Sales Myth #1 “Top performing salespeople are made not born.”
Actually the top one to five percent of any sales force possesses two unique qualities that are blended very well into the salesperson’s personality- ego drive and empathy. Ego drive is the self-motivation that a person intrinsically has to win and which stimulates them to pay whatever price they have to in order to achieve their personal goals. Empathy is the ability to be sensitive and understand other people’s needs, to think of the other person first (i.e. the customer).
Both of these characteristics cannot be taught but are usually embedded into an individual at a very young age, even before entering grade school. All the sales courses and books in the world cannot give a person these unique qualities, but they can certainly enhance these qualities (similar to sharpening a very good sword). The top performing salespeople are therefore born, not made.
Sales Myth #2 “Top performing salespeople are very strong closers.”
In some selling professions, such as door-to-door sales, the ability to close a sale on the spot is important. However, in the vast majority of selling positions, the consultative or relationship sale, is the key to the close. In other words, in order to close professional sales, the key is the solution/ problem approach versus a buildup to a dramatic close which is often perceived to be high pressure and often manipulative. The vast majority of buyers detest this style, and unfortunately some salespeople use this tactic, which gives our profession a bad name. High performance salespeople use a very methodical problem solving approach and “closing the sale” is just a conclusion to this entire process.
Sales Myth #3 “Product knowledge is what separates the mediocre salesperson from the outstanding salesperson.”
Product knowledge is extremely important in professional selling. But product knowledge is isolated information, which has really no value to anyone. Facts, data, and statistics about products or services do not create sales. However, what really is the key to most sales is the proper understanding of the problems of a prospect or a specific business. To understand a business problem is to properly analyze and then to provide solutions to the customer is the essence of professional sales. Product knowledge is only a small part of this process.
Sales Myth #4 “A career in sales is usually near the bottom in terms of status and income.”

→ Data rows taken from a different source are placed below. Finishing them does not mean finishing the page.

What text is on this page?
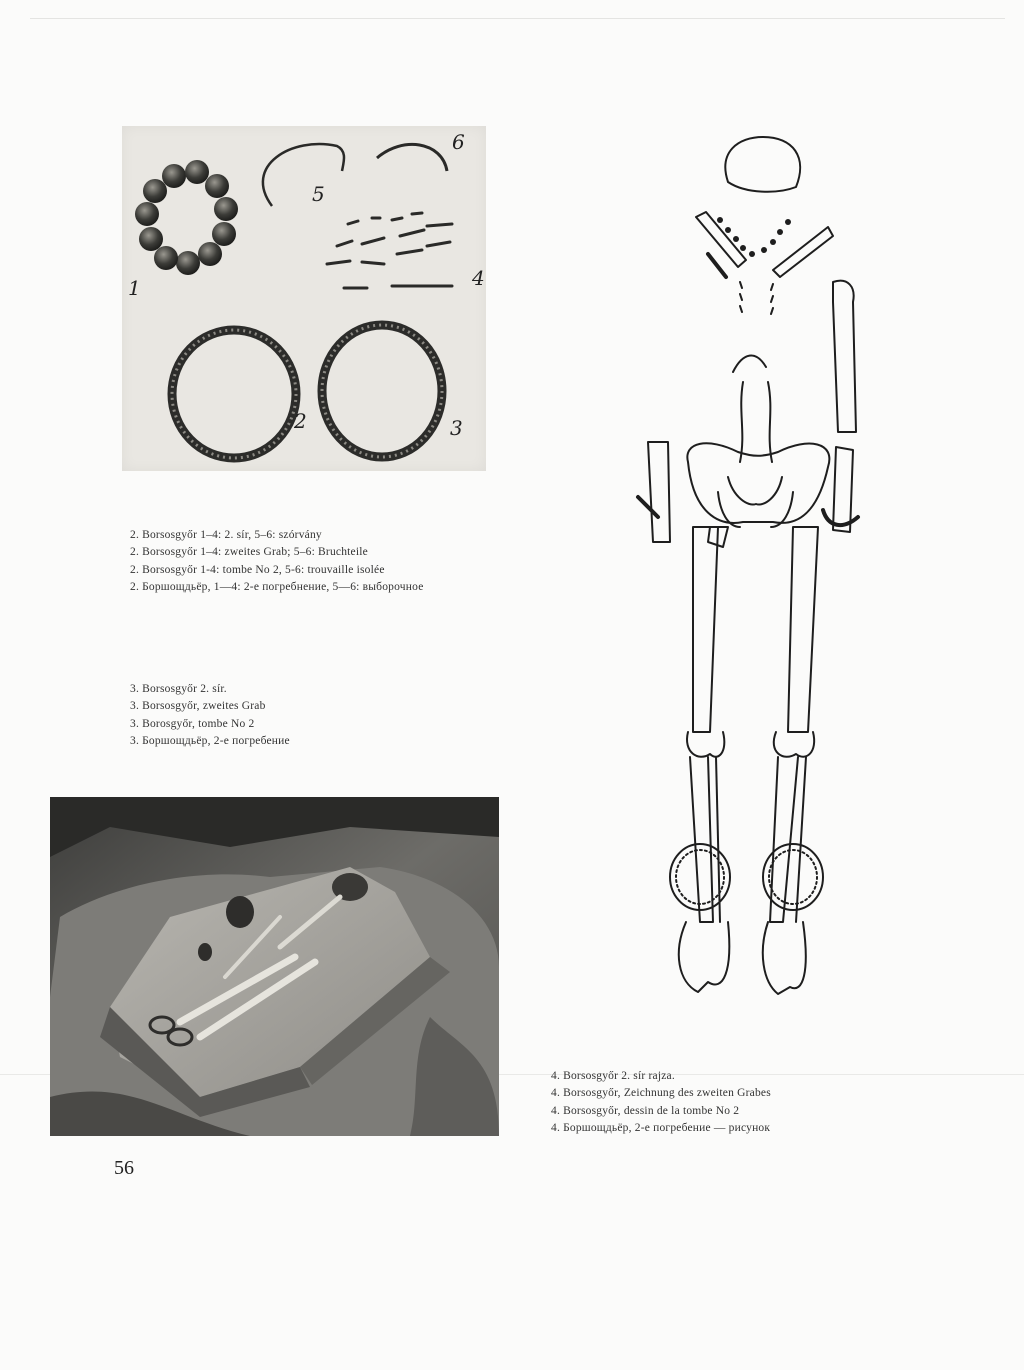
1
2	3
4
5
6
2. Borsosgyőr 1–4: 2. sír, 5–6: szórvány
2. Borsosgyőr 1–4: zweites Grab; 5–6: Bruchteile
2. Borsosgyőr 1-4: tombe No 2, 5-6: trouvaille isolée
2. Боршощдьёр, 1—4: 2-е погребнение, 5—6: выборочное
3. Borsosgyőr 2. sír.
3. Borsosgyőr, zweites Grab
3. Borosgyőr, tombe No 2
3. Боршощдьёр, 2-е погребение
4. Borsosgyőr 2. sír rajza.
4. Borsosgyőr, Zeichnung des zweiten Grabes
4. Borsosgyőr, dessin de la tombe No 2
4. Боршощдьёр, 2-е погребение — рисунок
56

Selling is the highest single paid career in the world. Furthermore, many CEO’s and other executives started in sales, which has always been one of the fastest tracks to upper management.
Sales Myths #5 “Women are only effective in certain types of sales positions.”

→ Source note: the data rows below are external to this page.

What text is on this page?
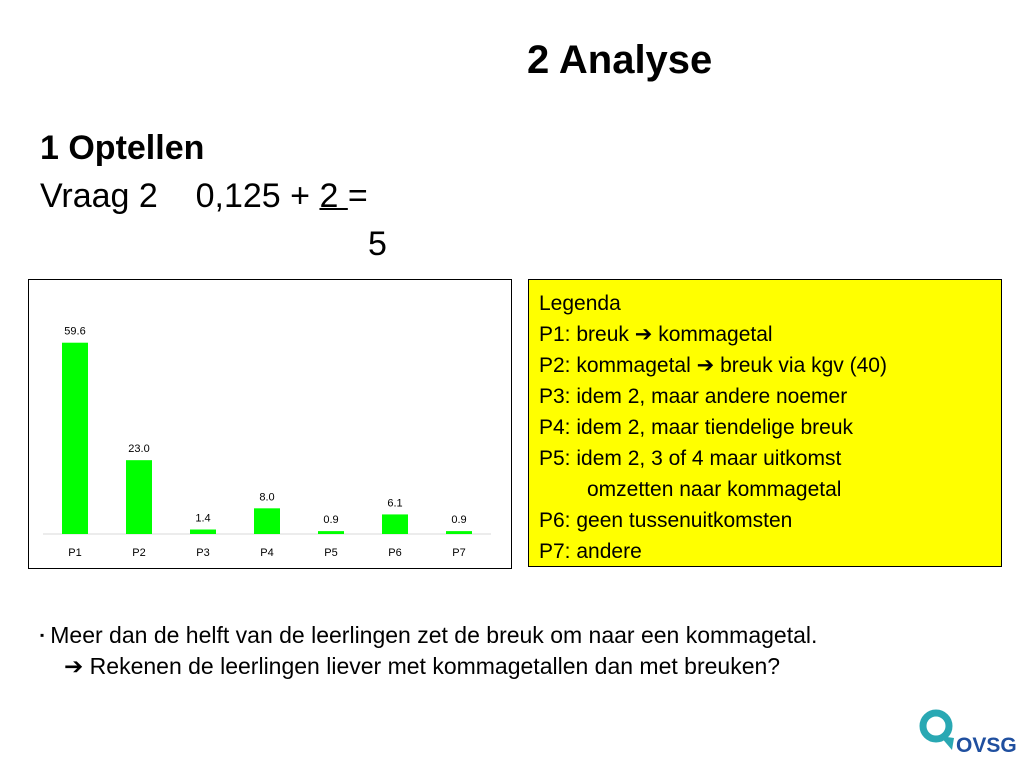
2 Analyse
1 Optellen
Vraag 2 0,125 + 2 =
5
59.6
P1
23.0
P2
1.4
P3
8.0
P4
0.9
P5
6.1
P6
0.9
P7
Legenda
P1: breuk ➔ kommagetal
P2: kommagetal ➔ breuk via kgv (40)
P3: idem 2, maar andere noemer
P4: idem 2, maar tiendelige breuk
P5: idem 2, 3 of 4 maar uitkomst
omzetten naar kommagetal
P6: geen tussenuitkomsten
P7: andere
▪ Meer dan de helft van de leerlingen zet de breuk om naar een kommagetal.
➔ Rekenen de leerlingen liever met kommagetallen dan met breuken?
OVSG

Actually, more and more companies are asking to interview women candidates as well as men in such fields as industrial equipment, chemicals, construction, etc. Success in sales has nothing to do with gender but everything to do with that person’s ability to reach well-defined goals within a certain time frame. You will see more and more women entering the selling profession as more awareness is created about this dynamic profession.
Sales Myth #6 “The most effective salespeople are more extroverted than introverted.”
Actually, high performance salespeople are quite analytical and the majority of studies indicated that the top salespeople lean more to the introverted side than the extroverted side. For example, in the strategic consultative sales process, a winning salesperson has to pick apart a complex problem to come up with a workable solution often in a very competitive environment. The emphasis here is on thinking and problem solving skills versus being a real socially inclined person. The art of selling is the art of problem solving.
Sales Myth #7 “Students graduating from colleges are generally informed about careers in sales.”
Actually, most recent college graduates have a very limited knowledge about the selling profession. Furthermore, we have found through our research, that the average college graduates often has a negative connotation of sales based upon experiences they have had with salespeople.
Two situations have caused this to happen. First of all, colleges and universities, with a few exceptions, do not even offer a degree in professional sales, which is rather surprising since approximately eight to ten percent of the workplace is employed in sales generating incomes well above the averages. Secondly, it is fairly obvious that these students have had more bad experiences with salespeople than good experiences, which has created a negative impression of sales in general. Much education is needed to teach about the wonderful benefits of sales as a true professional career.
Sensible investment in recruiting and developing real sales talent yields wonderful returns.